Im Jahr 1924 wies Tristan Tzara seine Leser an, ,,ein dadaistisches
Gedicht zu machen``, indem sie die Wörter eines Zeitungsartikel
ausschneiden, in einer Tüte mischen und ,,dann einen Schnipsel nach dem
anderen [...] in der Reihenfolge, in der sie aus der Tüte gekommen
sind``, herausnehmen sollten.{5} Das so erzeugte Gedicht ist zwar ein
Zufallsprodukt, nicht aber Tzaras Instruktion.
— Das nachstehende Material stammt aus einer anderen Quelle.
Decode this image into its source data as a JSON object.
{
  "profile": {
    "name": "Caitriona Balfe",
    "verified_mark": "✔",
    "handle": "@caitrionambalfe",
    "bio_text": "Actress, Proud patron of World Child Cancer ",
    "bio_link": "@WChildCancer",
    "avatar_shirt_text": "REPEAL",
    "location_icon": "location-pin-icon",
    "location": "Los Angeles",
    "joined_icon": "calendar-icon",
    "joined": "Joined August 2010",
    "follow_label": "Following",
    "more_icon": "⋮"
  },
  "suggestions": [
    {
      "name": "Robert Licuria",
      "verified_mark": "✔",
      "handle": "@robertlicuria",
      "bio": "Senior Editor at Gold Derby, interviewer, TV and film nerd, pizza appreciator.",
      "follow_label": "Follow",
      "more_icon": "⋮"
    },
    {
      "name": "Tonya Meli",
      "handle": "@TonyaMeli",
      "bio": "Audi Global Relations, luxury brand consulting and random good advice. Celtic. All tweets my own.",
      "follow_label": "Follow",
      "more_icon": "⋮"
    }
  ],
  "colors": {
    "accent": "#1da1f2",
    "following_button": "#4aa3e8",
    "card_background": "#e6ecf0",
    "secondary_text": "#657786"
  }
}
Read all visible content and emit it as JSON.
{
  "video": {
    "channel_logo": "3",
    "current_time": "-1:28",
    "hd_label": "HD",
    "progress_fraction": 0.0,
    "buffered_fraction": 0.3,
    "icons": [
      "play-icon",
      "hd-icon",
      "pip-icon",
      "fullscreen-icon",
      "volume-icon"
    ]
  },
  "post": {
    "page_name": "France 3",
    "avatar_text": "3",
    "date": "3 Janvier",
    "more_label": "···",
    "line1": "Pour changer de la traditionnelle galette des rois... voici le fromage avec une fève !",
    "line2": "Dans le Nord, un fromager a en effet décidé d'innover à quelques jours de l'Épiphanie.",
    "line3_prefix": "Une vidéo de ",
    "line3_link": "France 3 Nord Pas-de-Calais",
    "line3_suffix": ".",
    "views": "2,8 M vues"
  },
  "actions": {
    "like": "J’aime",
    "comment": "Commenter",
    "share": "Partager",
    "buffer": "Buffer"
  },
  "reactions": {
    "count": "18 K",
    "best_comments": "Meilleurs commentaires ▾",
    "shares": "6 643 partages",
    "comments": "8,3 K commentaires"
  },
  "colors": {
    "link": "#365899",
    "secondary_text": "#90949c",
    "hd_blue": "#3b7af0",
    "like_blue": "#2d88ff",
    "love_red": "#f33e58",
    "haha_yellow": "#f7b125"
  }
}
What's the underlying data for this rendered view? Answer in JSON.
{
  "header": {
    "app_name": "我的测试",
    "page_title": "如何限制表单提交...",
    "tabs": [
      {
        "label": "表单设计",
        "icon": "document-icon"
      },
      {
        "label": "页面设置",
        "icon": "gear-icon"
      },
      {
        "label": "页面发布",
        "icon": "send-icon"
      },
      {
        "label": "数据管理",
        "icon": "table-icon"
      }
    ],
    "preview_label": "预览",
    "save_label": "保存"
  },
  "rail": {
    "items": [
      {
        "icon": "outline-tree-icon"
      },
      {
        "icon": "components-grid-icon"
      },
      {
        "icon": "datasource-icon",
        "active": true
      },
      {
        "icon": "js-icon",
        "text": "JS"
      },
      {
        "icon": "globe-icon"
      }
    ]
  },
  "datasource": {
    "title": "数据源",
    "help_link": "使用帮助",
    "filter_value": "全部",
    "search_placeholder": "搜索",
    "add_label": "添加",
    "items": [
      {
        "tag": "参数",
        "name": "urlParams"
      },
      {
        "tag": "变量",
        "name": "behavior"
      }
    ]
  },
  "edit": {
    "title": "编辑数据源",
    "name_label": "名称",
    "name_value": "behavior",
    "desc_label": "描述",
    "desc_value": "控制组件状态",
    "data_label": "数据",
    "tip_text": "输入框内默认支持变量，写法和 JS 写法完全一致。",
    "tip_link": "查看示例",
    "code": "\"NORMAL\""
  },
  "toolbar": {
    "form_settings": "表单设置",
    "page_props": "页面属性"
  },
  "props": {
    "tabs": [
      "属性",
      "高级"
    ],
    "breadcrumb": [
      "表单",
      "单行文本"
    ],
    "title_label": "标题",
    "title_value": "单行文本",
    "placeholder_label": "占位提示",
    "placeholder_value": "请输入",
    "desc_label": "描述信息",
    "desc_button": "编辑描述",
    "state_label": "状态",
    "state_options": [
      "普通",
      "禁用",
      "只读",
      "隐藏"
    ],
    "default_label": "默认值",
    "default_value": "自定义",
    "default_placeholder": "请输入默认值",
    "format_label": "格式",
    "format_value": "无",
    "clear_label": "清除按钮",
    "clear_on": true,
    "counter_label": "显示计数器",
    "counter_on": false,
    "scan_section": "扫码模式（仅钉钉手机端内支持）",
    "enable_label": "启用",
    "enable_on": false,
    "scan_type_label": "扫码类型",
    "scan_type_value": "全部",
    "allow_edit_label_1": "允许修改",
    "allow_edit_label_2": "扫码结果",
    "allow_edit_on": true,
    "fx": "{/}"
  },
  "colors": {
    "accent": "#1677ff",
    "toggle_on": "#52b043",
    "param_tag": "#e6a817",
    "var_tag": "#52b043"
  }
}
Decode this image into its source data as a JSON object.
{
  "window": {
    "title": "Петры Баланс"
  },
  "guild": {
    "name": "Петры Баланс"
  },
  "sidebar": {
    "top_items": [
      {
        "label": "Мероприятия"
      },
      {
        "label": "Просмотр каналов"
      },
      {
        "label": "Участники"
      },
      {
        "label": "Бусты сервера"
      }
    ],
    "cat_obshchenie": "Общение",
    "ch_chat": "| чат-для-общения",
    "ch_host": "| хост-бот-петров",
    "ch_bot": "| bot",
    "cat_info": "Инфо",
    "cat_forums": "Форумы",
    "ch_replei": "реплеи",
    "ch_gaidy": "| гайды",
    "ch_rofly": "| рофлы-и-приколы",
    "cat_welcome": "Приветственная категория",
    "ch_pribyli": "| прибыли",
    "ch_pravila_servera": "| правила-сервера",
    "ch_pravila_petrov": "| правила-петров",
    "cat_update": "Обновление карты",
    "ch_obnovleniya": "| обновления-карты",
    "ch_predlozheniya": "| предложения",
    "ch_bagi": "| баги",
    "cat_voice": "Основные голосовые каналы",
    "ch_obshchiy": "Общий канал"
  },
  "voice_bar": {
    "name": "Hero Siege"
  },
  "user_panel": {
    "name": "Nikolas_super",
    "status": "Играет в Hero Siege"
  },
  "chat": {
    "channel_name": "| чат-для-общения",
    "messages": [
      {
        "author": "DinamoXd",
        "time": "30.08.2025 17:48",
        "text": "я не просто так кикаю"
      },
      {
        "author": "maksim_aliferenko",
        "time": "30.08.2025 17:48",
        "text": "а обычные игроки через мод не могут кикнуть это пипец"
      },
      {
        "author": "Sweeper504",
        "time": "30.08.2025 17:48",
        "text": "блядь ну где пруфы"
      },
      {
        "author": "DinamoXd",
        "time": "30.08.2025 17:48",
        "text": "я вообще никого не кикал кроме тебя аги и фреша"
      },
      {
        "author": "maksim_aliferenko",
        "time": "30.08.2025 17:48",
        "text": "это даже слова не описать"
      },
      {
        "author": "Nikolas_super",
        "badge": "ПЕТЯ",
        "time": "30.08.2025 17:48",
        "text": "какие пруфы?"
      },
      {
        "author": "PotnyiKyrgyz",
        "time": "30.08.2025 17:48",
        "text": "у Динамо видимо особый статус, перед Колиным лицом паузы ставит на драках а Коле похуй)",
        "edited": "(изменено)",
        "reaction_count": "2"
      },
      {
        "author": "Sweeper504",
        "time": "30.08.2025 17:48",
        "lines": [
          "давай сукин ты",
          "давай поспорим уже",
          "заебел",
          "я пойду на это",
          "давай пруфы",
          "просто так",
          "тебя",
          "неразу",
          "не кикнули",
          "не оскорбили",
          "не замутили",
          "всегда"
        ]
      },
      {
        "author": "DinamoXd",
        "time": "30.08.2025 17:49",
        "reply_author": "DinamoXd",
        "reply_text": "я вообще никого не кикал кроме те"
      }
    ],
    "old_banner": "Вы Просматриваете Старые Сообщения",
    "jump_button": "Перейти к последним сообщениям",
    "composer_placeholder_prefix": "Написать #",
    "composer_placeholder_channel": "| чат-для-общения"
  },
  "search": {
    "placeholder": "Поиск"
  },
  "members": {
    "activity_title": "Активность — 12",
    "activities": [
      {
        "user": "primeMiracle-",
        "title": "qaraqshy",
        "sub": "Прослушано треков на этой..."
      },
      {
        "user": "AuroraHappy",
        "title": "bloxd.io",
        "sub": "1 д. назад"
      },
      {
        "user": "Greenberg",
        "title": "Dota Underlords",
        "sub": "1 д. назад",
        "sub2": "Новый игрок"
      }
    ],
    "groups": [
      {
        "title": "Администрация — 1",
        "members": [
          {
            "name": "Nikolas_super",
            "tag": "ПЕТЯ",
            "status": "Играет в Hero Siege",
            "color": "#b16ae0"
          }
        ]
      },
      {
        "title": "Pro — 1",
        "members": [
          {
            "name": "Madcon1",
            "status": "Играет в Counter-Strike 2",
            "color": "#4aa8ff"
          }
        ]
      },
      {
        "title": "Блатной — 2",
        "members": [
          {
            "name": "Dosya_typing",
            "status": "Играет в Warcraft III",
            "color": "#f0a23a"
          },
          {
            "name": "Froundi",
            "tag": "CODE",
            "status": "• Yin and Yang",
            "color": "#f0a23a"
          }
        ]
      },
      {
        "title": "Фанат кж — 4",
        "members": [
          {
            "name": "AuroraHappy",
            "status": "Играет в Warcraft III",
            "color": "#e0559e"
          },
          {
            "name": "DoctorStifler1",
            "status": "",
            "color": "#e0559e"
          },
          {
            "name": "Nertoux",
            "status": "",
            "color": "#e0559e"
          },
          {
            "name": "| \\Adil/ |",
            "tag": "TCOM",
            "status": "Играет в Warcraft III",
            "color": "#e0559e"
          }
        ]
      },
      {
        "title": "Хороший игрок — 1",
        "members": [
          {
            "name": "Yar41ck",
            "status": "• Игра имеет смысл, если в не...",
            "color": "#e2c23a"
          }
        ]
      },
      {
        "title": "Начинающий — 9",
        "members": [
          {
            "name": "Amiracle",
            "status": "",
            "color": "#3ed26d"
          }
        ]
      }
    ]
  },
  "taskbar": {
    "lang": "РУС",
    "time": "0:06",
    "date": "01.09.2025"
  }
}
Sie generiert
dadaistische Sprache, ohne daß ihr eigener Sprachcode dadaistisch wäre.
Noch konstruktivistischer wirkt das Gedicht ,,3 variationen zu `kein
fehler im system``' des deutsch-bolivianischen Mitbegründers der
konkreten Poesie, Eugen Gomringer, das den Satz ,,kein fehler im
system`` permutiert:
kein fehler im system
kein efhler im system
kein ehfler im system
kein ehlfer im system
kein ehlefr im system
kein ehlerf im system
kein ehleri fm system
kein ehleri mf system
kein ehleri ms fystem
kein ehleri ms yfstem
kein ehleri ms ysftem
kein ehleri ms ystfem
kein ehleri ms ystefm
kein nehler ms ystemf
fkei nehler im system
kfei nehler im system
kefi nehler im system
keif nehler im system
kein fehler im system
Der Fehler in Gestalt des ,,f`` wandert in jeder Zeile um einen Schritt
nach rechts, bis die ursprüngliche Ordnung wiederhergestellt ist. Da der
Fehler dem Gedicht nach einem systematischen Prinzip eingeschrieben
wird, gibt es zwar einen ,,fehler im system``, aber keinen Fehler im
Gedicht.
Jodis Quellcode ist typographisch, linguistisch und semantisch viel
reicher als Gomringers Verse. Von Tzaras Gedicht unterscheidt es sich
zudem dadurch, daß es es seine poetische Collage nicht durch einen
konträr gebauten Algorithmus erkauft, sondern die Instruktionen selbst
collagiert. Programmcode ist bei jodi nicht mehr Laborkonstrukt, sondern
Pastiche und Ready-made. Im Gegensatz zur permutativen Proteuslyrik und
zur generativen Kunst von Optatianus Porfyrius über die Lullisten bis in
die zeitgenössische Kunst synthetisieren jodi ihre Instruktionscodes
nicht mehr, sondern verwenden sie intertextuell, als vorgefundenes
Zeichenmaterial.
net anti net
Andere Arbeiten auf www.jodi.org subvertieren die ästhetische Erwartung
von opaken Quellcodes und verständlichen Outputs noch entschiedener als
das oben zitierte Gedicht. ,,Location`` http://wwwwwwwww.jodi.org und
,,faq`` http:// wwwwwwwww.jodi.org/100cc/faq/index.html erscheinen in
der Standardanzeige des Web-Browsers als Buchstabenchaos, das erst in
der Quellcode-Anzeige lesbar wird; dort entpuppen sich die blinkenden
Codes als Typogramm der Zeichentrickfigur Stimpy (aus ,,Ren and
Stimpy``). So, wie die Website mit ihrer Zugänglichkeit und
Unzugänglichkeit auf der Metadaten-Ebene ihrer Adressierung spielt,
spielt sie auch mit sichtbaren und verborgenen Codes auf der Ebene des
Dateiinhalts, macht das Undurchsichtige durchsichtig und umgekehrt. {6}.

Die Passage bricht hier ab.